A full-stack ad platform built for the privacy-first era
Verve operates a full-stack advertising platform, connecting advertisers seeking to buy digital ad space with publishers selling it. With ~75% of revenue from the US and ~96% from mobile (in-app), Verve is positioned among digital advertising’s fastest-growing segments. Unlike most competitors within the so-called open internet*, Verve benefits from vast direct SDK integrations and supplementary first-party gaming data, enabling effective targeting without traditional identifier-based signals (cookies and device IDs), which are decreasing in relevance amid growing privacy concerns and stricter regulation.
2026 will be a show-me story
We see Verve’s market positioning as offering strong growth potential driven by structural tailwinds in programmatic advertising (high single-digit market growth with mobile in-app and CTV growing faster) and its relatively rare combination of vertical integration and proprietary first-party data enabling privacy-compliant targeting solutions. In addition, its ability to retain customers despite platform migration issues (96-98% retention rate in Q2-Q3’25) further evidences the resilience of its commercial relationships. Its scalable cost structure should also support margin expansion as revenue recovers from the disruptions in 2025. However, we believe these opportunities are counterbalanced by several near-term risks. The company must demonstrate that weak cash conversion in 2025 (9 MEUR FCFF vs. 94 MEUR in 2024) was temporary, rebuild credibility following the mid-2025 guidance downgrade by delivering on 2026 guidance, and prove that elevated leverage will not constrain strategic flexibility. Additional risks include potential AI disruption to ad models and market cyclicality. Putting these pieces together, our estimates reflect cautious optimism where we see conditions for a cash flow recovery, improved margins, and a return to stronger organic growth, with our top- and bottom-line projections broadly aligned with the midpoint of management's guidance (2026e: 16% revenue growth like-for-like, 17% adjusted EBIT margin). Ultimately, 2026 is, in our view, about management proving through consistent execution that the platform unification pain was worth enduring.

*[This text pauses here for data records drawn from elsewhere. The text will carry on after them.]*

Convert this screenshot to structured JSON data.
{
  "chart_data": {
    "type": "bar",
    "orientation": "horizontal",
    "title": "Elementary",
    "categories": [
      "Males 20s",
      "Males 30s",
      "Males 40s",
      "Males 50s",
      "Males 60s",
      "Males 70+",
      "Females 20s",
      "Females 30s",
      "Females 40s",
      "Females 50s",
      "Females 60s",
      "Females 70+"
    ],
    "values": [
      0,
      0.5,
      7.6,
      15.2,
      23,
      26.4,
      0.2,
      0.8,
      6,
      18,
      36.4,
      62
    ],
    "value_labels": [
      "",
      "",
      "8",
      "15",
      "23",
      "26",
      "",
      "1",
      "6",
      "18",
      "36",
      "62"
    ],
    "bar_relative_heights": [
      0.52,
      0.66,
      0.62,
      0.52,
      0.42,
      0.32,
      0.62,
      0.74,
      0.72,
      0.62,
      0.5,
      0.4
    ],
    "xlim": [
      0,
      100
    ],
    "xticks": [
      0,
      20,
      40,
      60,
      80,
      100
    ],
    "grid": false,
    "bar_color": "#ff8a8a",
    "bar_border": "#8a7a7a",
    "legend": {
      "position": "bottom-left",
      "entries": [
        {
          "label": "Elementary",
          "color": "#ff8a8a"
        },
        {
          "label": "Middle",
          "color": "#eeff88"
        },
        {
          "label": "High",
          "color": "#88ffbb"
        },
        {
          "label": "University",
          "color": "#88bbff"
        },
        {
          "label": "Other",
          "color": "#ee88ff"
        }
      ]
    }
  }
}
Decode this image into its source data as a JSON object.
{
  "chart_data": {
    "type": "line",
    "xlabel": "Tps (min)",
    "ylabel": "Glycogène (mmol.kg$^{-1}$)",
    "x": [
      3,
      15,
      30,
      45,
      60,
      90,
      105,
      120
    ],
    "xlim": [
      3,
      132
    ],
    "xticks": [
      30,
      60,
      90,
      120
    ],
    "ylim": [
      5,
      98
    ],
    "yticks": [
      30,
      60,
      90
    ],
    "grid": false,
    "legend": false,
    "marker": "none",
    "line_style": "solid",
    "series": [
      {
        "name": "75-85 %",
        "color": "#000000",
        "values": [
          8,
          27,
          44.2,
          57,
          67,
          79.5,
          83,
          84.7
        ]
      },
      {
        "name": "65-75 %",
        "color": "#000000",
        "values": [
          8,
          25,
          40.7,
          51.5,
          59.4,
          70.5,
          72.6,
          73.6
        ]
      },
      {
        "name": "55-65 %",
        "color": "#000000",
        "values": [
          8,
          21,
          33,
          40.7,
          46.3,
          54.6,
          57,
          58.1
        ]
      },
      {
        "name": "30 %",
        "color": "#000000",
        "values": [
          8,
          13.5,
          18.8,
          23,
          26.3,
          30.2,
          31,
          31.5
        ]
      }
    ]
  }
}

Consistent execution will be key for a re-rate
Verve entered 2025 poised for, what we believed, a re-rating closer to its peer group, but stumbled badly. We assess that the market's patience has worn thin, with the stock trading at very low absolute multiples (2026e**: 6x EV/adj. EBIT, 10x EV/adj. FCFF) that, in our view, reflect the market’s genuine skepticism about the company’s ability to convert earnings into meaningful cash, compounded by its elevated leverage, and broader valuation pressure on open-internet ad tech. Before any re-rating can materialize, we believe management must demonstrate stronger cash conversion, prove that platform efficiencies are sustainable, make meaningful progress toward its deleveraging targets, and rebuild trust through consistent execution. That said, the platform is now unified and stable, with 2026 guidance suggesting management's confidence in returning to normalized growth. If those conditions are met, we believe the current valuation offers strong upside, but the burden of proof remains firmly on execution.